When you’re welding in general, and using any table, it’s safe and routine practice to clamp your ground to the table and place your work material on the table. It’ll allow the current to pass through, and almost every welder does this every day.
I’m also making the huge assumption that your clamping spot and material on the table are clean and don’t have dirt, paint, or other things on them. Rust, mill scale, paint, oil, or slotted/sectional tables with poor bonds add resistance.
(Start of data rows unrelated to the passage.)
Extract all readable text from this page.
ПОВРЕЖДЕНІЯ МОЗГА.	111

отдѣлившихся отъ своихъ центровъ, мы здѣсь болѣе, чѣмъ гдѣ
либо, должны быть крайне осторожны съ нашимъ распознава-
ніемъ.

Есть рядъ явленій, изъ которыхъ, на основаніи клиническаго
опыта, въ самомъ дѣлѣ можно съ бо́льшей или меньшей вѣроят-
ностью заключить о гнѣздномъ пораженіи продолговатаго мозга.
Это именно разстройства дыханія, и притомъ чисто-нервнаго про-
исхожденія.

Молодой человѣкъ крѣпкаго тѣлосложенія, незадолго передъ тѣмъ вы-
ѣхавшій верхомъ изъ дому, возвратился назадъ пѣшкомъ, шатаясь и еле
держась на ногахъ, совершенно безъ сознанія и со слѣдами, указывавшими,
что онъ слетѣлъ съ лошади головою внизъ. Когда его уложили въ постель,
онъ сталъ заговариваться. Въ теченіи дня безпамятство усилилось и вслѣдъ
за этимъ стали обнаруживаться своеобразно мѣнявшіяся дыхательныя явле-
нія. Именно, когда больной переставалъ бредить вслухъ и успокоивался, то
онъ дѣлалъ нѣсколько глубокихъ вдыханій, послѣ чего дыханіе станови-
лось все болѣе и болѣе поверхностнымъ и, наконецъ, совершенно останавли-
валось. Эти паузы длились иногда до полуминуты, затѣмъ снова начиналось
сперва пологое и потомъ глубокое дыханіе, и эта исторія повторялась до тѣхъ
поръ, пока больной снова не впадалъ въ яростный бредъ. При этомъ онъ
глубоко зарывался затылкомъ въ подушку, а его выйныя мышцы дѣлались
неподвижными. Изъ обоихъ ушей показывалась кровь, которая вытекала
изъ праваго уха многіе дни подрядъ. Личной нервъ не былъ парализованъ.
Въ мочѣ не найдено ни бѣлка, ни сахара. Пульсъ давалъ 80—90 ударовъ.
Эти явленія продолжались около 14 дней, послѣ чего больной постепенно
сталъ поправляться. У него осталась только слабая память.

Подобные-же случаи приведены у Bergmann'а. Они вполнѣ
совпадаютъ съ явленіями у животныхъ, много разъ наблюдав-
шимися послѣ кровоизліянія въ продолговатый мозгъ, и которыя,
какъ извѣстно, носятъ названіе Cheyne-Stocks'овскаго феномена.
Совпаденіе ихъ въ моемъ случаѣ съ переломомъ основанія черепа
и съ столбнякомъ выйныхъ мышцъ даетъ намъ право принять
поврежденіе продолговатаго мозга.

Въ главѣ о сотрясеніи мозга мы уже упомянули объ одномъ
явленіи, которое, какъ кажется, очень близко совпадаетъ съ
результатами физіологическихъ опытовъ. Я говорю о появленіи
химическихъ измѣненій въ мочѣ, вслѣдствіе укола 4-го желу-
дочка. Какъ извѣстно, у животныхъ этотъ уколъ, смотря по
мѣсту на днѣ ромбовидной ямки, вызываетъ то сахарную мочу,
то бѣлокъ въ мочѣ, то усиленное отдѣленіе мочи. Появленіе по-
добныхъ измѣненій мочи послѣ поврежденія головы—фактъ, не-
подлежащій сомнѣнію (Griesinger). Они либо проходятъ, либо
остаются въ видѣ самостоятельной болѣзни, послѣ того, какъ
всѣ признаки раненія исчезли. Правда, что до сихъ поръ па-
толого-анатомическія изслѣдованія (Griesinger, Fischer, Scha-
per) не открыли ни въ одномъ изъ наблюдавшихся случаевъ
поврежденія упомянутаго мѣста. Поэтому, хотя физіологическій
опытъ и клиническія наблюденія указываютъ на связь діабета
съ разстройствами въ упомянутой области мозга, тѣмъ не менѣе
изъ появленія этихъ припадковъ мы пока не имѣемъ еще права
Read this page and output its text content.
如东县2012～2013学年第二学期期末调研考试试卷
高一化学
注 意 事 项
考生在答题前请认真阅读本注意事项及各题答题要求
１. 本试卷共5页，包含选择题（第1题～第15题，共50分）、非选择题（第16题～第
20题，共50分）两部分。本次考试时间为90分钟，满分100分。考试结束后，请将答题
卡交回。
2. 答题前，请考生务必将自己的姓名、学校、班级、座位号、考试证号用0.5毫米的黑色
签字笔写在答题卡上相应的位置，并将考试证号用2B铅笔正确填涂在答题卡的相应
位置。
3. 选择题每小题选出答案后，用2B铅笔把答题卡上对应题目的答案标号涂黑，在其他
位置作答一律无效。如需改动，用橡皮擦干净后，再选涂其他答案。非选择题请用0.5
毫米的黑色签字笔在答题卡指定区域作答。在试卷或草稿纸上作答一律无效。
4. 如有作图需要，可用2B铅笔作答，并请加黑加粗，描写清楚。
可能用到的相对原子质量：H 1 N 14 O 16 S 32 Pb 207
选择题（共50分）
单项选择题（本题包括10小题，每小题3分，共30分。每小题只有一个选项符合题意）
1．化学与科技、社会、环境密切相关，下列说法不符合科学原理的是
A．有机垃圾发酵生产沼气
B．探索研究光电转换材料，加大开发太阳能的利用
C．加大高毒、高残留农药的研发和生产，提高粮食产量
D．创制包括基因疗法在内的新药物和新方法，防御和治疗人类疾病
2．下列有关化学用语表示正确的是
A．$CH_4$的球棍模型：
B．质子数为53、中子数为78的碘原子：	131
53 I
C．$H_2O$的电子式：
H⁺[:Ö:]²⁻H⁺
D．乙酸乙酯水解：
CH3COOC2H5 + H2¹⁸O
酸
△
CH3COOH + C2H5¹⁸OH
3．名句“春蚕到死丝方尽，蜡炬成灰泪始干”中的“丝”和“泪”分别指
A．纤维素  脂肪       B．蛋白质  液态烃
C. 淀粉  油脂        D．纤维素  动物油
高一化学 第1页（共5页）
Having said that, when you clamp to any piece of metal that’s in contact with the one you’re welding, instead of directly clamping, there’s going to be some energy loss. With a clean table and good contact, we’re talking about like 1%. But if you are clamped very far away, to a dirty table, you might see a 5-10% voltage drop. If you’re using MIG, you might not notice. But with a certain process on certain materials, like TIG on thin aluminum, you might see erratic arc starts, arc wander, or poor cleaning action.
One way to get around this issue (but only for steel) is to replace the clamp on your welder with a magnetic ground clamp. I’m a big fan of the Magswitch 300 Amp Magnetic Welding Ground. I leave it attached to my welding table, but IF I want to move it to my workpiece, it’s super easy and you don’t have to worry about being able to literally clamp since it’s just a magnet.